Namun, selama sesi pelatihan inklusif ini — yang dirancang untuk petani dengan kemampuan berbeda — dia merasakan ada sesuatu yang berubah:
“Ini adalah pertama kalinya pelatihan dirancang dengan mempertimbangkan kami. Para pelatihnya sabar dan inklusif. Kami semua belajar dengan cara kami sendiri.”
Joyce sekarang bermimpi memimpin proyek penambahan nilai:
“Saya ingin memulai unit keripik kentang dan tepung, yang dikelola oleh para penyandang disabilitas. Unit ini akan menyediakan lapangan pekerjaan dan membantu kami memperoleh penghasilan lebih banyak dari hasil panen kami.”

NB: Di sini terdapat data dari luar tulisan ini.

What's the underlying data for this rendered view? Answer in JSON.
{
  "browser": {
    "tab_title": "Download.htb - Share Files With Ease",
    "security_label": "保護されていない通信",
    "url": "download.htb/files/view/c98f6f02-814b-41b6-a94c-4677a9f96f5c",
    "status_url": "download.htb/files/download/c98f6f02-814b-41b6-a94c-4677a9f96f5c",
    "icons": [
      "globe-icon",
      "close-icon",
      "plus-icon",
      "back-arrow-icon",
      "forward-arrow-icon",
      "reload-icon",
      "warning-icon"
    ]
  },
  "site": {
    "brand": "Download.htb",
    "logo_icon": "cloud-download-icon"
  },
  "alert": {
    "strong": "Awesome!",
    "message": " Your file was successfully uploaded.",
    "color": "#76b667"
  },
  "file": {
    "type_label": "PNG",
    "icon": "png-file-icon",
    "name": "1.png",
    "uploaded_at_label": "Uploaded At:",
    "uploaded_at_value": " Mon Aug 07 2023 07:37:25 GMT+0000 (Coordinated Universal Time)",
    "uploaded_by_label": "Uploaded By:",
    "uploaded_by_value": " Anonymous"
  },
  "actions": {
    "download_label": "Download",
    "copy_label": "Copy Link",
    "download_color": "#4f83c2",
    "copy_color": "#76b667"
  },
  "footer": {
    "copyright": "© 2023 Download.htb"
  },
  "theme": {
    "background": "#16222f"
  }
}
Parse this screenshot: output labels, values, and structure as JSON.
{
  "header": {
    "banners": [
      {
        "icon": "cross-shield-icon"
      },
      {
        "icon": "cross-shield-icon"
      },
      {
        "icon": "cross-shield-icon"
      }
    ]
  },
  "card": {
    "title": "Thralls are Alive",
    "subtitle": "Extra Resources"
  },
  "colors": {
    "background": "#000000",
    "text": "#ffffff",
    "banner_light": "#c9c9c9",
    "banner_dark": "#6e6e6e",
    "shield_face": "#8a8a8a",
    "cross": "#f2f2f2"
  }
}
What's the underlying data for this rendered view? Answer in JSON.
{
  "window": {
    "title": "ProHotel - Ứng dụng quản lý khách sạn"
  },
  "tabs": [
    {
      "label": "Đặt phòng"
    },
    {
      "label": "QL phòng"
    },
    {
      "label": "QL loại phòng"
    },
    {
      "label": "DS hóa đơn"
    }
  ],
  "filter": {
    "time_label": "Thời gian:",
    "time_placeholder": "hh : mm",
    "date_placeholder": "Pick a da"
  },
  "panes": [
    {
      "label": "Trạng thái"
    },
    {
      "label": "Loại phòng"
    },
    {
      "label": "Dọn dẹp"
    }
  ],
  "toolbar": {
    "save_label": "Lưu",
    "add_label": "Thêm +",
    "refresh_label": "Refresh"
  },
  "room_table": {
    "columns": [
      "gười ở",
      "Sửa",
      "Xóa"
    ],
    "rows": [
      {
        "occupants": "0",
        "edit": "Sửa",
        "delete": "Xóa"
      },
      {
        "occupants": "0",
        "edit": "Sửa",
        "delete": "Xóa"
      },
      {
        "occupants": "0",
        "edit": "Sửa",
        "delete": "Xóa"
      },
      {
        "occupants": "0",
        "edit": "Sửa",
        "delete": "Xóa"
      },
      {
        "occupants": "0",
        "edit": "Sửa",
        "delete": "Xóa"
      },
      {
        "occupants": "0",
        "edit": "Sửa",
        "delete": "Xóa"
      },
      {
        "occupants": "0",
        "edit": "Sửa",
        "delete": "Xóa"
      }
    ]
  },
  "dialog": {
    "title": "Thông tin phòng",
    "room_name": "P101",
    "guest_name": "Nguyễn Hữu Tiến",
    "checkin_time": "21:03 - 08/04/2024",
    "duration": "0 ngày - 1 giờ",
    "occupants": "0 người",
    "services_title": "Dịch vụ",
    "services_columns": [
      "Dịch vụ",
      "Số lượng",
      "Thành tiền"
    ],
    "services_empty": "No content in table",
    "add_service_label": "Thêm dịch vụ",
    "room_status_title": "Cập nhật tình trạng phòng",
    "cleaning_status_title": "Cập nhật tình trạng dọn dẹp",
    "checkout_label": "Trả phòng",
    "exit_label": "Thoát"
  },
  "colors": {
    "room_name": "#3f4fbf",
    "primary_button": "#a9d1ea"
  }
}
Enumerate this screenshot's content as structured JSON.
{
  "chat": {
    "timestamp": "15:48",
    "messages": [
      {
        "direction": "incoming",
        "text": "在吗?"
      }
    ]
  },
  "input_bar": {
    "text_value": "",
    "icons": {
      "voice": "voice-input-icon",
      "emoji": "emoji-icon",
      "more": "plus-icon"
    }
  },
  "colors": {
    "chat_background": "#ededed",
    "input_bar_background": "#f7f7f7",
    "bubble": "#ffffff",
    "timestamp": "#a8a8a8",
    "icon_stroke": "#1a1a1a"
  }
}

Pesannya sama kuatnya dengan karyanya:
“Disabilitas bukan berarti ketidakmampuan. Kami memiliki keterampilan dan keinginan untuk bertani. Kami hanya butuh akses — ke peralatan, pelatihan, dan lahan. Kami tidak menginginkan simpati. Kami menginginkan kesempatan.”

Inklusi adalah benih perubahan nyata
Perjalanan ini didukung oleh Umbi Nakuru dan Meja Bantuan Petani, dengan dukungan penting dari Yayasan Mastercard melalui RUFORUM dan KATA-KATA, bersama KeFAAS Kenya dan KOLIB Universitas Egerton. Ini bukan amal. Ini adalah kesetaraan — dan komitmen untuk mengakui dan mengangkat spektrum penuh potensi pertanian di Kenya.
Sektor kentang sudah terlalu lama mengabaikan bakat-bakat seperti George, David, Joseph, dan Joyce. Ketika petani berkebutuhan khusus didukung, mereka tidak hanya berpartisipasi — mereka memimpin, berinovasi, dan menginspirasi.
Kepada para pembuat kebijakan dan pemangku kepentingan: Tanpa inklusi, pembangunan pertanian tetap tidak lengkap. Inklusi bukanlah renungan belakangan — itu adalah fondasinya.
Seperti yang Joyce ingatkan pada kita:
“Makanan adalah untuk semua orang, jadi pertanian seharusnya melibatkan semua orang.”
Dan seperti yang dikatakan George,
“Yang kita butuhkan hanyalah sebuah kesempatan.”
Bila diberikan, mereka tumbuh — dengan indah.